Clodagh Healy – a playwright and poet whose work is inspired by the mythical and everyday happenings of Irish life. A graduate of Creative Writing from University College Dublin (UCD) in 2023, she earned an MFA in Playwriting from The Lir Academy at Trinity College Dublin (TCD) in 2025. Most recently, her play Fermenting was selected for a dramatic reading as part of The New Theatre’s New Writing Week 2026.

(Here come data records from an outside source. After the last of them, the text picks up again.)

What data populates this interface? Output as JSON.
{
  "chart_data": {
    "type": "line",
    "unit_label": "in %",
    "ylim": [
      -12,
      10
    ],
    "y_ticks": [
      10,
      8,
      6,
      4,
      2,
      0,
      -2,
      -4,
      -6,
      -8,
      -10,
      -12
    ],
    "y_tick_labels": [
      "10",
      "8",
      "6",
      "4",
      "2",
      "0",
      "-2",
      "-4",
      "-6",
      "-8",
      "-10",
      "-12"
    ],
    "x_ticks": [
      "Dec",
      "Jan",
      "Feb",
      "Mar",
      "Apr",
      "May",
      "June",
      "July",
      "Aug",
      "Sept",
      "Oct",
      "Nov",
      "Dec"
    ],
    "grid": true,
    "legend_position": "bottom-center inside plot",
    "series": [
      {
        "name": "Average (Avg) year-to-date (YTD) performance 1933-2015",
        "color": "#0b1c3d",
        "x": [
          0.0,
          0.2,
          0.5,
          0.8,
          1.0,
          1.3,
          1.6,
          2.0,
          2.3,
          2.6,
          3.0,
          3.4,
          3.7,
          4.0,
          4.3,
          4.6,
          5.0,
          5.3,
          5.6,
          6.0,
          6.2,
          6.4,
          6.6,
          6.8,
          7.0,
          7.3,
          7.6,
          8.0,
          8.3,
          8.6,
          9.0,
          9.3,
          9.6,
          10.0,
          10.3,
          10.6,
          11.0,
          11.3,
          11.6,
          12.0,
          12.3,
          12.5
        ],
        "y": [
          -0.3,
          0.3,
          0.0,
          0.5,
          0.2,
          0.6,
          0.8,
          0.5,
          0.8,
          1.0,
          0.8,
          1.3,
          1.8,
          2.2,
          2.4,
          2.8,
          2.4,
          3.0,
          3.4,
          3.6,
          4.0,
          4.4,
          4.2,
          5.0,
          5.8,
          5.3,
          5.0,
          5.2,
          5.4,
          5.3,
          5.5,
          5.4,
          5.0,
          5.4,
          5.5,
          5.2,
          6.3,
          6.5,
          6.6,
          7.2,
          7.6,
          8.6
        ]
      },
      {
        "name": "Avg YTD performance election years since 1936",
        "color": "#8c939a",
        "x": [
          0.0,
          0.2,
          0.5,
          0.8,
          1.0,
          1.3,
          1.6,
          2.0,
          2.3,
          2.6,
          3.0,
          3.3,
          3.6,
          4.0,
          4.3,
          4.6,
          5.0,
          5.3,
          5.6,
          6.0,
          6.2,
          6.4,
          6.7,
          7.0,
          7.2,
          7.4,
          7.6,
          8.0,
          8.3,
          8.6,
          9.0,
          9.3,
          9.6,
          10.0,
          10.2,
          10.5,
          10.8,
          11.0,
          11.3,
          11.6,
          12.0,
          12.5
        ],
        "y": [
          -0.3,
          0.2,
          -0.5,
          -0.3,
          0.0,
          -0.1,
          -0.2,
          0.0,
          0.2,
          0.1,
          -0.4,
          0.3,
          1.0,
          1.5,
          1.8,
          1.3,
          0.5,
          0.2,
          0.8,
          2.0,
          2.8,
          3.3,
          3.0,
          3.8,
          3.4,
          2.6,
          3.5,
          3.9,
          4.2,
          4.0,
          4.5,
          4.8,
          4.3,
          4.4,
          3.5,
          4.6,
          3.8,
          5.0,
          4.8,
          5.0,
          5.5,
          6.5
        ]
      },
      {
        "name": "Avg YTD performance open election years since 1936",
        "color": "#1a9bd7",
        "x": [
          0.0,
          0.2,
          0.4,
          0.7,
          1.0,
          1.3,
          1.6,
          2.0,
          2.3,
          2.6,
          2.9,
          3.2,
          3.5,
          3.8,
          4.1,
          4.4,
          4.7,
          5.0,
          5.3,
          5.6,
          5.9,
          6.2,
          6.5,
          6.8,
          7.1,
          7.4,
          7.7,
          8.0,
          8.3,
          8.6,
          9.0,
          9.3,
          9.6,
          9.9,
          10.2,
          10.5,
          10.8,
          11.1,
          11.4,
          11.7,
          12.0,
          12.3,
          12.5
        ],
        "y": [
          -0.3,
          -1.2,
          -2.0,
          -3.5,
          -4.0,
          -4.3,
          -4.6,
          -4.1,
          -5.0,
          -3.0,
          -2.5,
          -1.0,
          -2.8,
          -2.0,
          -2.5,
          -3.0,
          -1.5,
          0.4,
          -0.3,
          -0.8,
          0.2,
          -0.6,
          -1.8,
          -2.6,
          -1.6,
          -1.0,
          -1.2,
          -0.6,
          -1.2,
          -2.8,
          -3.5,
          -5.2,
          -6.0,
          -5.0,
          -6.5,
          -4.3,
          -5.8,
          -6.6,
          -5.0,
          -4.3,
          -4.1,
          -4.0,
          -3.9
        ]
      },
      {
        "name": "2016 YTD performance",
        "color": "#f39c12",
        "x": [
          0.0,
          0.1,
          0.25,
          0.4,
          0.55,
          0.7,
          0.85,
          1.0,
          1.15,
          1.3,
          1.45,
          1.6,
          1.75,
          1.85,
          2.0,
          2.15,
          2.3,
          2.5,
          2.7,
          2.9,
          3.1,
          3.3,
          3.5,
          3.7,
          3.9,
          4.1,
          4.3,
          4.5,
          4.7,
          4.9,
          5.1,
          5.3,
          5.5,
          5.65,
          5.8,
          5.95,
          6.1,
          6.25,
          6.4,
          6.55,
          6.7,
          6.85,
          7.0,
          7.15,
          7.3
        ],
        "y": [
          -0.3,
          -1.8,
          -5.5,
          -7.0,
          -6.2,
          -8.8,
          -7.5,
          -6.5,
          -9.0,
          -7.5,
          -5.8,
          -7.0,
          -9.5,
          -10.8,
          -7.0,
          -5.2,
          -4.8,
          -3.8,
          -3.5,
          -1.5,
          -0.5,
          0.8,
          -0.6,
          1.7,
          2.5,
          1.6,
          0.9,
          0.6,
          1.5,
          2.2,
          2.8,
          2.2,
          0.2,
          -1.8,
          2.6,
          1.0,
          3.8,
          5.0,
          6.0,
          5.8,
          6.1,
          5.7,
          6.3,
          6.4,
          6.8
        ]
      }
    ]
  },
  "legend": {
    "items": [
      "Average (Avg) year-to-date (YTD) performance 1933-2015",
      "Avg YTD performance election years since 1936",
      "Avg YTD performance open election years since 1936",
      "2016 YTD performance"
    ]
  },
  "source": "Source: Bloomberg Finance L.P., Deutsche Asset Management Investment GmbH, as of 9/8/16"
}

Roots residency work: Clodagh will further develop her full-length play Fermenting, recently featured as part of The New Theatre’s Development Week. The funding and dedicated workspace provided through the residency will allow her to refine the dramatic text in collaboration with actors and director Zia Basbaum. The multifaceted support offered by Siamsa Tíre will play an important role in shaping the next stage of the work and supporting its progression towards full production.
Caoimhe O’ Farrell – a theatre maker, director and facilitator based between Dublin and Kildare, creating work that seeks to forge meaningful connections between artists, audiences and communities. A 2024 graduate of Drama and Theatre Studies at Trinity College Dublin, Caoimhe is Co-Director and Founder of LEGROOM Collective and Associate Artistic Director of PlayActing Youth Theatre in Celbridge.
Their practice centres on socially engaged, collaborative theatre, often developed in non-traditional or site-specific settings. They are particularly interested in work that actively invites audiences into the experience, whether through direct participation or by engaging with issues that resonate with and impact the communities involved.
The Shakey-Makey is a process-led residency developing a sensory, immersive theatre work exploring stimming, suppressed physical language, and neurodivergent imagination. Rooted in a childhood physical stim, it asks what is lost when bodies are trained to behave “normally,” and how returning to self-regulating movement might reopen access to play and care.
Roots residency work: Caoimhe will experiment with audience sensory agency, inviting each person to choose how they experience sound, texture, and viewpoint.